Avoiding duplicate records


(Boris Goldowsky) #1

I am using the logstash JDBC input plugin to push new rows from a database query into Elasticsearch, updating any old items that have changed. I'd like to avoid duplicates, so I tried to use an "upsert" pattern:

output {
elasticsearch {
hosts => "http://....:9200"
index => "snudle-qa-event-%{+YYYY.MM.dd}"
action => "update"
doc_as_upsert => true
document_id => "%{id}"
}
}

However, I am still seeing duplicates - in addition to the records with my database IDs, there are some additional records with random-looking new Id values, eg: AV7dtU2XQygf4KBYvrIq .
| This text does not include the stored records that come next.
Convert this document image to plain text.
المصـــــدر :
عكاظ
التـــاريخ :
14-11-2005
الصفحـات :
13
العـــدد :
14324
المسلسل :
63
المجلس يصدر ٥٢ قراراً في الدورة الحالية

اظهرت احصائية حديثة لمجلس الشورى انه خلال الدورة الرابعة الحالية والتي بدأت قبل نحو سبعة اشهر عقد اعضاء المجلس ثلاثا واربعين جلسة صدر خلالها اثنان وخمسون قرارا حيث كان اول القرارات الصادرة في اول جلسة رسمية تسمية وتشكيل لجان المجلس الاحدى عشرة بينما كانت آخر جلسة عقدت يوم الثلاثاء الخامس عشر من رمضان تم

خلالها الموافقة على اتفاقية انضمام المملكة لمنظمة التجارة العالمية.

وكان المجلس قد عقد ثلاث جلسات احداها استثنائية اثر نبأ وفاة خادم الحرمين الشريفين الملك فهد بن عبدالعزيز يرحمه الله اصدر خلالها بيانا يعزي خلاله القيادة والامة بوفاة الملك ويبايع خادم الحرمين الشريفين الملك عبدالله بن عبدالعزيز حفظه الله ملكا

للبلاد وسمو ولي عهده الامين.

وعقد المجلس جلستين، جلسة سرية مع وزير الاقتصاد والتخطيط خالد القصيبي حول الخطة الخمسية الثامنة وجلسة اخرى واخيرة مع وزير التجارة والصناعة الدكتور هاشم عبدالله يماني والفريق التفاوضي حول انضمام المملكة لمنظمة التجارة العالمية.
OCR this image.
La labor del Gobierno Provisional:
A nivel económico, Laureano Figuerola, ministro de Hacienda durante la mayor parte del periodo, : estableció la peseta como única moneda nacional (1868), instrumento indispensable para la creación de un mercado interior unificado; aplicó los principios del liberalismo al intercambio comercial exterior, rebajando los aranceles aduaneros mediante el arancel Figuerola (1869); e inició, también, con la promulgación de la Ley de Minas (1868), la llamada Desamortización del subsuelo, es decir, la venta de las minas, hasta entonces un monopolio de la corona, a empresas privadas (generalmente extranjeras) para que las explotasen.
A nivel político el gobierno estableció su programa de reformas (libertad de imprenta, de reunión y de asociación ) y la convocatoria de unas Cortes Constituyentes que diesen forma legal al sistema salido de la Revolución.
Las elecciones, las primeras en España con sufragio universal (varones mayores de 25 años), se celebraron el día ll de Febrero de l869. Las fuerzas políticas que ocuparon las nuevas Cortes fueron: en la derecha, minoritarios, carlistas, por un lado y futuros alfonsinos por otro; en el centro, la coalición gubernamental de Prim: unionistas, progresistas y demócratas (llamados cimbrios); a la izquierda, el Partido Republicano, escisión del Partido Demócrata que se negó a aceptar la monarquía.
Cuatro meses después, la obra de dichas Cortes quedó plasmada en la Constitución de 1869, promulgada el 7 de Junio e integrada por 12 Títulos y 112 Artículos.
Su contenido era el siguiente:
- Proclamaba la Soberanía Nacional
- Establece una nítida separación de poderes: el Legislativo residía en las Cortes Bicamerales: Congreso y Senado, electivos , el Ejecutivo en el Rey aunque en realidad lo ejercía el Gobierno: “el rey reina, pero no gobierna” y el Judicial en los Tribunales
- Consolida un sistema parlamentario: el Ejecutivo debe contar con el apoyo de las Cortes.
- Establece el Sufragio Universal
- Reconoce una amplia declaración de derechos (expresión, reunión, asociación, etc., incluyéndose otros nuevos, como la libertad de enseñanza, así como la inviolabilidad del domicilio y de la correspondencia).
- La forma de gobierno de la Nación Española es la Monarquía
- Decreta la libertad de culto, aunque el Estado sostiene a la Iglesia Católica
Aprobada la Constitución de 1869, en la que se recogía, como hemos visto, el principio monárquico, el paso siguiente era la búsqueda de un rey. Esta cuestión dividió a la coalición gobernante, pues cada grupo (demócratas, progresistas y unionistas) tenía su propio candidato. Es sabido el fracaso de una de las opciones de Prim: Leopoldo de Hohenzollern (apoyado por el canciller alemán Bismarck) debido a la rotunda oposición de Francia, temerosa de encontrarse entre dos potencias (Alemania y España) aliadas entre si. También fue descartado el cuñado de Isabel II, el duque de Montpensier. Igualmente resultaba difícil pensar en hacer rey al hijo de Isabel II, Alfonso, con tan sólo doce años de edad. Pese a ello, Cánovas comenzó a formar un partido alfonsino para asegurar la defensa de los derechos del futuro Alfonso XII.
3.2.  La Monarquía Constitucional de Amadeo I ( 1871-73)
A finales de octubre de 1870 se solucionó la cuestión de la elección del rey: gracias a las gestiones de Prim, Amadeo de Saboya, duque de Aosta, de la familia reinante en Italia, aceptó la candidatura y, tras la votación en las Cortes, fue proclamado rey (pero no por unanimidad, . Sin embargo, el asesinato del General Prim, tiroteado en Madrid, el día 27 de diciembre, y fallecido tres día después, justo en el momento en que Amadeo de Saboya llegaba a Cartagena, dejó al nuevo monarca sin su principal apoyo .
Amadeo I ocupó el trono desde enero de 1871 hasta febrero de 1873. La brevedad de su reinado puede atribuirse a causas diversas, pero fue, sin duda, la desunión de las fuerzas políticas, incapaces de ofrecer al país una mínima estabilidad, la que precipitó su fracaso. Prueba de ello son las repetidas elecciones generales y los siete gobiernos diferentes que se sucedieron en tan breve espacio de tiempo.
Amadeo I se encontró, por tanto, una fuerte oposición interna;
Any clues what I am doing wrong?


(Magnus Bäck) #2

Wild guess: Do you have any extra files in /etc/logstash/conf.d (or wherever your configuration files are stored)?

With the configuration you've shown, the document id will always be identical to the contents of the id field.


(Boris Goldowsky) #3

Hm, there's my project.conf file, a project.conf~ and a project.conf.bak representing previous versions. Would those get read? I'm used to apache, which only considers files with the expected .conf suffix.


(Magnus Bäck) #4

Would those get read?

Yes. I think Logstash 6.0 only reads *.conf though.


(system) #5

This topic was automatically closed 28 days after the last reply. New replies are no longer allowed.